5G’s immediate future may, however, more readily lie in enterprise applications and fixed wireless internet in the residential sector and for SMEs.”
A word of caution perhaps from across the waters? (5)
‘5G – Thematic Research’, states that the hype around 5G has been building for so long now that it can be easy to forget that it will not become widely commercially available until 2019 at the earliest. Even then, uptake will be minimal – Just 0.09% of all mobile data traffic will be carried over 5G by the end of 2019, according to GlobalData’s Global Mobile Broadband Forecast.
Ed Thomas, Senior Analyst for Technology Thematic Research at GlobalData, commented: “Plenty of people, both inside and outside of the telecoms industry, are continuing to beat the drum for 5G, but the dissenting voices are growing in volume. They fear that the positioning of 5G as a revolutionary technology that will enable fundamental shifts in how we live and work, has served to raise expectations to such a level that the only possible outcome is disappointment.”

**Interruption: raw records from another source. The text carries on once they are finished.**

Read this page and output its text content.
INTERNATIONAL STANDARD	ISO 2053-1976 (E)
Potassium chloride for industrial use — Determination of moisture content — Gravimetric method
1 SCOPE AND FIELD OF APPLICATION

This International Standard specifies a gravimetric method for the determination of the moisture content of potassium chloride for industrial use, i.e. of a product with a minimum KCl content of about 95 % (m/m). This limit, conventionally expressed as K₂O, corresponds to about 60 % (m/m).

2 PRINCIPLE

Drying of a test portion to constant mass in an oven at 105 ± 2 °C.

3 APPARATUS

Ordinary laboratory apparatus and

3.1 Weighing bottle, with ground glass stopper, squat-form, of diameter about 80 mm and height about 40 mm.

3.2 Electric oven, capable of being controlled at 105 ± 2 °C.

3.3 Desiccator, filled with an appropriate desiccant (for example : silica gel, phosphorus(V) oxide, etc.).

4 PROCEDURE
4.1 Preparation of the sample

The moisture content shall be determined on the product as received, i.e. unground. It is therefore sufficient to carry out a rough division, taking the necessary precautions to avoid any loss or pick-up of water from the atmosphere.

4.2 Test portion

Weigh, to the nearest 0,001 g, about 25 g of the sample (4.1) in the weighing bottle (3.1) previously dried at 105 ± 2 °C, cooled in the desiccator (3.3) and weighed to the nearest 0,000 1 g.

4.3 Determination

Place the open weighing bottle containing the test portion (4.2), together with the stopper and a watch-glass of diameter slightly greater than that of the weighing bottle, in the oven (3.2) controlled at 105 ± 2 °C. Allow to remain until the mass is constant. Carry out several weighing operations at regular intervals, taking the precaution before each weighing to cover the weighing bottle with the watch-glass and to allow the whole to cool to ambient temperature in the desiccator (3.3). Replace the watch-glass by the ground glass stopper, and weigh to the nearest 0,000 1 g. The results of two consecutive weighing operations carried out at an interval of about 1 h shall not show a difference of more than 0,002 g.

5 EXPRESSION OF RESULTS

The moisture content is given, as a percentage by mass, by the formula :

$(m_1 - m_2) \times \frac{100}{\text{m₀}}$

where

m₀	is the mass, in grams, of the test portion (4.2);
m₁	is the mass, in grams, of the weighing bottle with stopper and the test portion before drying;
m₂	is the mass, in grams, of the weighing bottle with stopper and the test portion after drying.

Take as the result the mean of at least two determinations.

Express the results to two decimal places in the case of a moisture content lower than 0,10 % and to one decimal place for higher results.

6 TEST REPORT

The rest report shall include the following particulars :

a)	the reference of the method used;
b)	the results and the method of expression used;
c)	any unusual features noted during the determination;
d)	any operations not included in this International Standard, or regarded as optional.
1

The last few years have seen significant investment in 5G, both by the telecoms sector and government agencies. However, articulating exactly what 5G will offer the consumer, beyond simply increased download speeds, remains a struggle. The most commonly cited use cases for 5G include enabling autonomous vehicles, the Internet of Things (IoT) and smart cities, but these all require more than just fast, responsive networks if they are to become pervasive.